Scientific classification
- Kingdom: Animalia
- Phylum: Chordata
- Class: Mammalia
- Order: Chiroptera
- Family: Vespertilionidae
- Genus: Rhogeessa
- Species: R. aenea
- Binomial name: Rhogeessa aenea Goodwin, 1958
- Synonyms: Rhogeessa aeneus Goodwin, 1958;

= Yucatan yellow bat =

- Genus: Rhogeessa
- Species: aenea
- Authority: Goodwin, 1958
- Conservation status: LC

Species of bat

The Yucatan yellow bat (Rhogeessa aenea) is a species of bat found in the Yucatán Peninsula in Mexico, and possibly also in Belize and Guatemala.
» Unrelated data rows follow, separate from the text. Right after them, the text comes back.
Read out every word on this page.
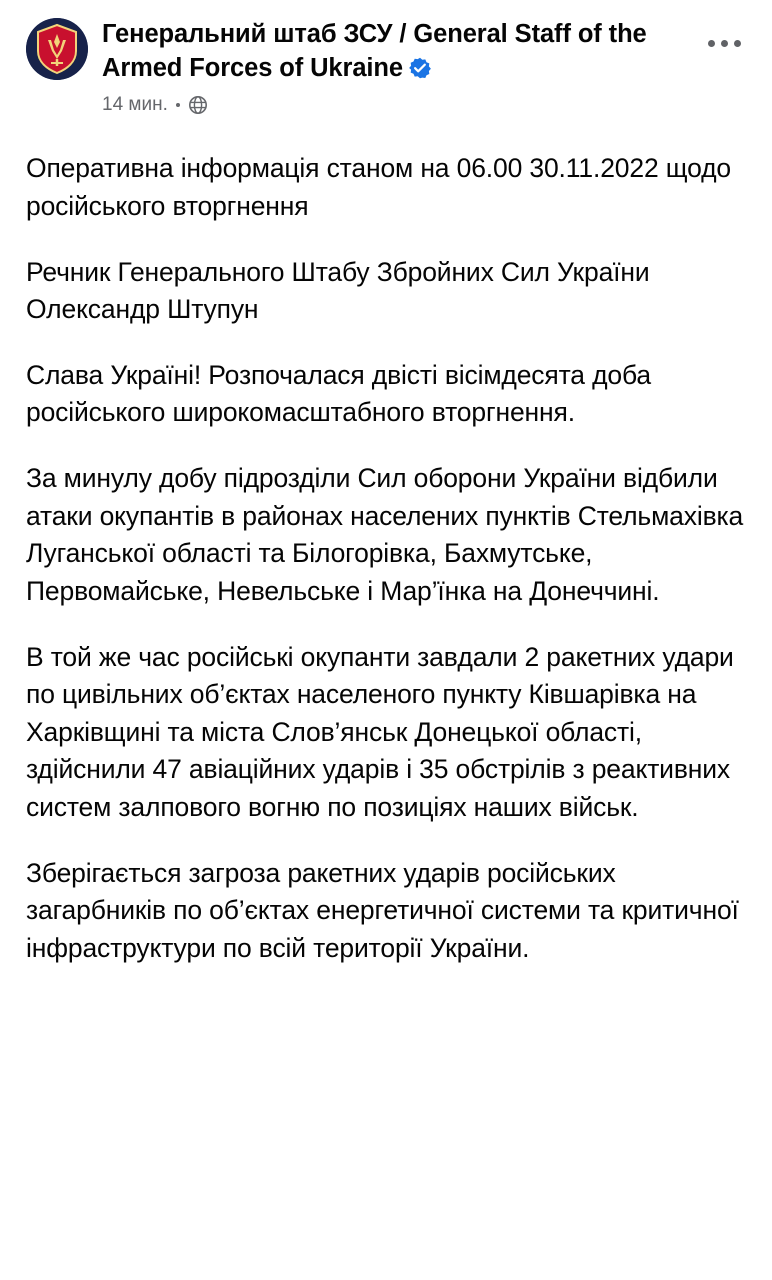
Генеральний штаб ЗСУ / General Staff of the Armed Forces of Ukraine
14 мин.

Оперативна інформація станом на 06.00 30.11.2022 щодо російського вторгнення

Речник Генерального Штабу Збройних Сил України Олександр Штупун

Слава Україні! Розпочалася двісті вісімдесята доба російського широкомасштабного вторгнення.

За минулу добу підрозділи Сил оборони України відбили атаки окупантів в районах населених пунктів Стельмахівка Луганської області та Білогорівка, Бахмутське, Первомайське, Невельське і Мар’їнка на Донеччині.

В той же час російські окупанти завдали 2 ракетних удари по цивільних об’єктах населеного пункту Ківшарівка на Харківщині та міста Слов’янськ Донецької області, здійснили 47 авіаційних ударів і 35 обстрілів з реактивних систем залпового вогню по позиціях наших військ.

Зберігається загроза ракетних ударів російських загарбників по об’єктах енергетичної системи та критичної інфраструктури по всій території України.
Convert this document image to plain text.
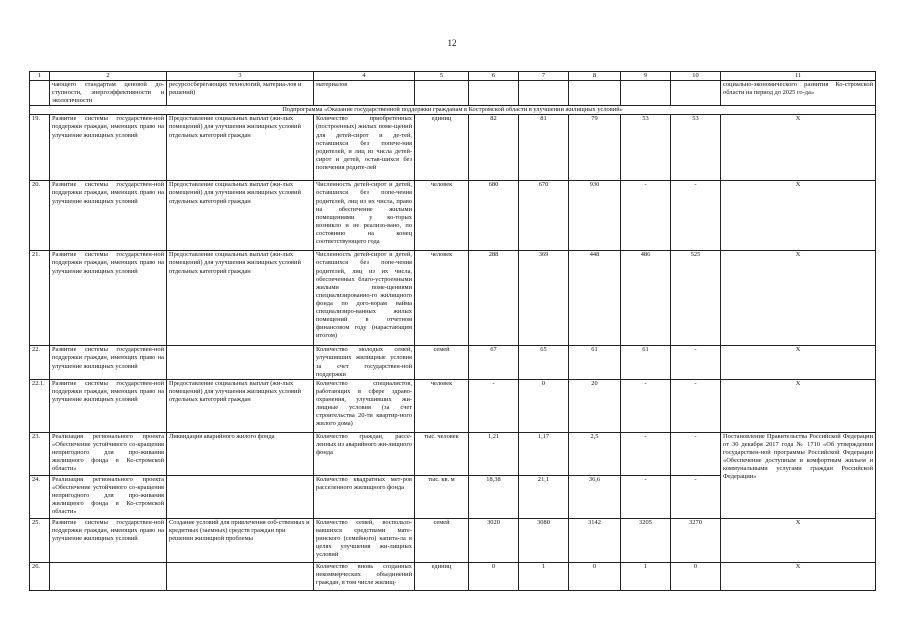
12
1	2	3	4	5	6	7	8	9	10	11
	чающего стандартам ценовой до-ступности, энергоэффективности и экологичности	ресурсосберегающих технологий, материа-лов и решений)	материалов							социально-экономического развития Ко-стромской области на период до 2025 го-да»
Подпрограмма «Оказание государственной поддержки гражданам в Костромской области в улучшении жилищных условий»										
19.	Развитие системы государствен-ной поддержки граждан, имеющих право на улучшение жилищных условий	Предоставление социальных выплат (жи-лых помещений) для улучшения жилищных условий отдельных категорий граждан	Количество приобретенных (построенных) жилых поме-щений для детей-сирот и де-тей, оставшихся без попече-ния родителей, и лиц из числа детей-сирот и детей, остав-шихся без попечения родите-лей	единиц	82	81	79	53	53	Х
20.	Развитие системы государствен-ной поддержки граждан, имеющих право на улучшение жилищных условий	Предоставление социальных выплат (жи-лых помещений) для улучшения жилищных условий отдельных категорий граждан	Численность детей-сирот и детей, оставшихся без попе-чения родителей, лиц из их числа, право на обеспечение жилыми помещениями у ко-торых возникло и не реализо-вано, по состоянию на конец соответствующего года	человек	680	670	930	-	-	Х
21.	Развитие системы государствен-ной поддержки граждан, имеющих право на улучшение жилищных условий	Предоставление социальных выплат (жи-лых помещений) для улучшения жилищных условий отдельных категорий граждан	Численность детей-сирот и детей, оставшихся без попе-чения родителей, лиц из их числа, обеспеченных благо-устроенными жилыми поме-щениями специализированно-го жилищного фонда по дого-ворам найма специализиро-ванных жилых помещений в отчетном финансовом году (нарастающим итогом)	человек	288	369	448	486	525	Х
22.	Развитие системы государствен-ной поддержки граждан, имеющих право на улучшение жилищных условий		Количество молодых семей, улучшивших жилищные условия за счет государствен-ной поддержки	семей	67	65	61	61	-	Х
22.1.	Развитие системы государствен-ной поддержки граждан, имеющих право на улучшение жилищных условий	Предоставление социальных выплат (жи-лых помещений) для улучшения жилищных условий отдельных категорий граждан	Количество специалистов, работающих в сфере здраво-охранения, улучшивших жи-лищные условия (за счет строительства 20-ти квартир-ного жилого дома)	человек	-	0	20	-	-	Х
23.	Реализация регионального проекта «Обеспечение устойчивого со-кращения непригодного для про-живания жилищного фонда в Ко-стромской области»	Ликвидация аварийного жилого фонда	Количество граждан, рассе-ленных из аварийного жи-лищного фонда	тыс. человек	1,21	1,17	2,5	-	-	Постановление Правительства Российской Федерации от 30 декабря 2017 года № 1710 «Об утверждении государствен-ной программы Российской Федерации «Обеспечение доступным и комфортным жильем и коммунальными услугами граждан Российской Федерации»
24.	Реализация регионального проекта «Обеспечение устойчивого со-кращения непригодного для про-живания жилищного фонда в Ко-стромской области»		Количество квадратных мет-ров расселенного жилищного фонда	тыс. кв. м	18,38	21,1	36,6	-	-	
25.	Развитие системы государствен-ной поддержки граждан, имеющих право на улучшение жилищных условий	Создание условий для привлечения соб-ственных и кредитных (заемных) средств граждан при решении жилищной проблемы	Количество семей, воспользо-вавшихся средствами мате-ринского (семейного) капита-ла в целях улучшения жи-лищных условий	семей	3020	3080	3142	3205	3270	Х
26.			Количество вновь созданных некоммерческих объединений граждан, в том числе жилищ-	единиц	0	1	0	1	0	Х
These small insectivorous bats forage on flying insects (most likely mosquitoes) at dawn and dusk.

==Biology==
Historically, evidence of hybridization between the Yucatan yellow bat and the black-winged little yellow bat has been observed.

==Range and habitat==
A small population of these bats has been observed on Spanish Lookout Caye, Belize, since at least 1998. They are on both the east and west sides of the mangrove caye, which is located east of Belize City in the Drowned Cayes Range. According to the locals who work on the caye, the bats are thought to roost in the coconut trees during the day.

Rhogeessa spp. on the keys and southern BZE are likely R. tumida, not R. aenea. Surveys on the Yucatan Peninsula in BZE (Ambergris Key) suggest R. tumida is the local species.